Since 1925, the Candy Kitchen Ice Cream Parlor and Eatery in Bridgehampton has been a place to go for a coffee, read the paper while having breakfast, lunch, or just a snack. Others come for some of their famous home made ice cream. Serving the local community with this vital service the Candy Kitchen has stood up to good times and bad over and over again and remained the same hub on the corner to all. The white Formica counter tops and swivel stools at the counter have seated the local regulars along with the likes of Howard Hughes, Truman Capote, Bette Davis, and so many other personalities of yesteryear who have stopped in for a coffee since legendary founder George Starvropoulos opened its doors to the Bridgehampton community. During the roaring twenties patrons could have a coffee and read about the exploits of President Calvin Coolidge in the morning papers. Those headlines over the years have covered, a national depression, a World War, the years of Eisenhower, Kennedy, Nixon, Johnson, Clinton, the Bushes and now Obama.
For the last 32 year the keeper of the flame at the historic Candy Kitchen has been present owner Gus Laggis, who seems to know everybody as if they all went to grade school together. His nod of hello or acknowledgement is a ritual that makes small town America so special still to this day. It is a place that has a waitress named “Cookie,” who’s been there perhaps as long as 30 years but seems ageless as if she has been there since it opened. Other waitresses are still in their teens, all wearing their blue Candy Kitchen tee shirt along with the white apron that continues the tradition of local youths who for the last 83 years have stepped up to that familiar counter to serve. Behind the counter still standing at attention is the old style stainless steel malt machine blenders capable of doing three at a time. The glasses are stacked the way they have been since George opened the place as are the metal ice cream dishes. The six sided white tiles on the floor with the blue flower like tile patterns have stood the test of time as patrons have shuffled to the blue padded white booths. The hanging available ice cream flavor sign has been there forever. I was in there as a child with my father and as a father with my children myself. Almost everybody has stood in front of that ice cream counter and watched their selected flavor scooped into a cone or cup with wide open eyes anticipating the cold sugar blast of fresh home made ice cream on a hot summer day. It is as American as the Forth of July, but celebrated every summer day, not just once a year.

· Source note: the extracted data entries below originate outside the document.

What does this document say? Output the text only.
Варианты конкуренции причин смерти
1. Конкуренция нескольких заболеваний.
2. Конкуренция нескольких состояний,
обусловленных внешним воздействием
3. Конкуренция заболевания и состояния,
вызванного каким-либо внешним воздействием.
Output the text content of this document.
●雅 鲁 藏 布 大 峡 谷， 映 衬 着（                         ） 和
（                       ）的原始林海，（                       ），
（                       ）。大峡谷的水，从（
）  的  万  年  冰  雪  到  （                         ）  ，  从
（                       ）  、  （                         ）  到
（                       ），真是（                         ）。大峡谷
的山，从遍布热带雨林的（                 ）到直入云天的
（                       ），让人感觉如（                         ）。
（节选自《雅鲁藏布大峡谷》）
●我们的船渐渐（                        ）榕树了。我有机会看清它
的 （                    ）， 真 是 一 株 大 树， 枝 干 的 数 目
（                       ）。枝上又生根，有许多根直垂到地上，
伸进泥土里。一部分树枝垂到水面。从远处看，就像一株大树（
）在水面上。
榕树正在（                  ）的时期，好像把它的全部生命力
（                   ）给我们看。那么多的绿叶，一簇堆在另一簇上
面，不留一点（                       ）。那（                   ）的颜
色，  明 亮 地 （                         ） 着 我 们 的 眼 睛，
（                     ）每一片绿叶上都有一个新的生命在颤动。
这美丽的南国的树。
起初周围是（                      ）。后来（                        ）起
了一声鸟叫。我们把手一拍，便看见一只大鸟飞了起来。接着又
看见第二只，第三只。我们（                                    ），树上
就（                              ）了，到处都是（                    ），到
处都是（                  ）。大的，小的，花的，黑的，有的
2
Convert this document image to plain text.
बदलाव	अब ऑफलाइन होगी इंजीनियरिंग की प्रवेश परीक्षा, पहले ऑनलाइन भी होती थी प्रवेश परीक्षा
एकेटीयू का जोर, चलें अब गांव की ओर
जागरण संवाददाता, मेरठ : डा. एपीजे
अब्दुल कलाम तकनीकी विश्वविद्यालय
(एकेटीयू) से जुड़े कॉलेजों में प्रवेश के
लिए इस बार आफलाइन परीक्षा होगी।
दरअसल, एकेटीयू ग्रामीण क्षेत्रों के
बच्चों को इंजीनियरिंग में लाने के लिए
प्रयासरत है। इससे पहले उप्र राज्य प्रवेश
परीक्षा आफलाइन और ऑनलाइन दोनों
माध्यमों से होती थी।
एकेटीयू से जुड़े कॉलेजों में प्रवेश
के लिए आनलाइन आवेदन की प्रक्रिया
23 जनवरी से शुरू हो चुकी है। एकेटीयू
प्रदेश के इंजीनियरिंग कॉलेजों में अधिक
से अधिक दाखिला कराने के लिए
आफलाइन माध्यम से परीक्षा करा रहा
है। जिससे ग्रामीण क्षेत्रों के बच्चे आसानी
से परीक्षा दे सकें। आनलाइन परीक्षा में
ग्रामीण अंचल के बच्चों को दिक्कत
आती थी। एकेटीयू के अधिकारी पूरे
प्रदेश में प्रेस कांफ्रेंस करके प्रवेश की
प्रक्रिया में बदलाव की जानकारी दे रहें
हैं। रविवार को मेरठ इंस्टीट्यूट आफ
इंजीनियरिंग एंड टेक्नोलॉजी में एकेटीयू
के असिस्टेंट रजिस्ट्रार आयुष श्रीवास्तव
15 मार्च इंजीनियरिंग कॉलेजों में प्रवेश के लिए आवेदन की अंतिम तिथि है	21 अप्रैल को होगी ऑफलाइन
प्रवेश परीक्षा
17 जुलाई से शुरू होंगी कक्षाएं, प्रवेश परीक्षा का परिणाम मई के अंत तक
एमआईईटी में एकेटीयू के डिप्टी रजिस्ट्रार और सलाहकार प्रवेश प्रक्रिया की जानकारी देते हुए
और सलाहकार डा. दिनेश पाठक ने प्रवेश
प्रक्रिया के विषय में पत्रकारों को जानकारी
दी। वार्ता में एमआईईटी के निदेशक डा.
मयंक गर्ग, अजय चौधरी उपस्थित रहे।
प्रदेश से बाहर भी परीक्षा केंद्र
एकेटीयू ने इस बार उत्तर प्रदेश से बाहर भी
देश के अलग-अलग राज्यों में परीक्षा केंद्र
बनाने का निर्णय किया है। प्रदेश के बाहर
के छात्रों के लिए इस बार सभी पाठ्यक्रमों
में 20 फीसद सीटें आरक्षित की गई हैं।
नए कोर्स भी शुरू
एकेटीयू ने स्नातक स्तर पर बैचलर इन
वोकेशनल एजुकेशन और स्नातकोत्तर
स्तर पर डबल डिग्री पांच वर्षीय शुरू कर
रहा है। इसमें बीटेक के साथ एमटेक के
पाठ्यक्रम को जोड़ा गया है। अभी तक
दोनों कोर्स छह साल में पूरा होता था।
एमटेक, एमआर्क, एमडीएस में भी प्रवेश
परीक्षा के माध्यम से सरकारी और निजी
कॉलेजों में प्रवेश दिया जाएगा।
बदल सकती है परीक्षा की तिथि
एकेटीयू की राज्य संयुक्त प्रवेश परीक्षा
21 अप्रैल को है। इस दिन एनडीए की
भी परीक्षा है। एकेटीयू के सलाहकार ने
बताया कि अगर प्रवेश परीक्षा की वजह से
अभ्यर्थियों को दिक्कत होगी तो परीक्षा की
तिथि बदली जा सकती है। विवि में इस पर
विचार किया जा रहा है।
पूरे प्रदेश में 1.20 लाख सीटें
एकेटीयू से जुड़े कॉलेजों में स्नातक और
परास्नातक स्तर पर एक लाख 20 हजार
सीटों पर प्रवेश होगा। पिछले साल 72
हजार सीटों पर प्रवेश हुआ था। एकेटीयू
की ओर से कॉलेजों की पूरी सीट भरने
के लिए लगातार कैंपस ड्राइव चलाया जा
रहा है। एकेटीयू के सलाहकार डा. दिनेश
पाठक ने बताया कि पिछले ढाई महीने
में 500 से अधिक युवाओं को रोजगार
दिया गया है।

At the Candy Kitchen there is a back room where families and groups gather to have breakfast or late afternoon lunches. Although not the same feel as the rectangle front room that is right out of a Norman Rockwell cover, it still is cozy and has the feel of Americana 101. The food at the Candy Kitchen is consistent, served hot, quickly, and never disappoints. So many Hampton vacation mornings have started there over the years, as have spring ,winter and fall days for so many of the locals who’s enjoy that short walk to the corner to get a paper, eggs and coffee making it their daily ritual. Seeing neighbors greet each other with a nod, a smile, or just an acknowledging glance, is what community is about. Of course like all Hampton establishments in the “season,” the Candy Kitchen has moments, like Sunday mornings, when it is at full capacity and humming. But this is where the seasoned hand and eyes of owner Gus Laggis come into play. He oversees the business with the hands and eyes of a Maestro of an orchestra as he conducts his staff almost without ever saying a word. On Sundays the sound of a busy breakfast place, is of talk, forks hitting plates, coffee being sipped, and eyes waking up looking at headlines. The neon signs, in the window along with the stain glass windows are signs of yesteryear with neon signs now banned for new establishments. Romany Kramoris, the famous stain glass artist of Sag Harbor, recalls doing those windows very early in her long successful career. She called it “a big break at the time.”
The Candy Kitchen is the “time machine” of Bridgehampton. Located on the southeast corner of Route 27 and George Starvropoulos Way, millions drive by it every summer. Their cars angle on Route 27, and when they see the historic Candy Kitchen signs in the window, they know they are entering the town of Bridgehampton. The place actually greets the passing traffic like an ambassador of the Hamptons, something it has done since people still rode horses into town. The model T’s, the Woody’s, the Tbirds, the convertibles of summer as well as the Jitney’s all have paraded past the windows and door of the Candy Kitchen with everyone feeling its local warmth.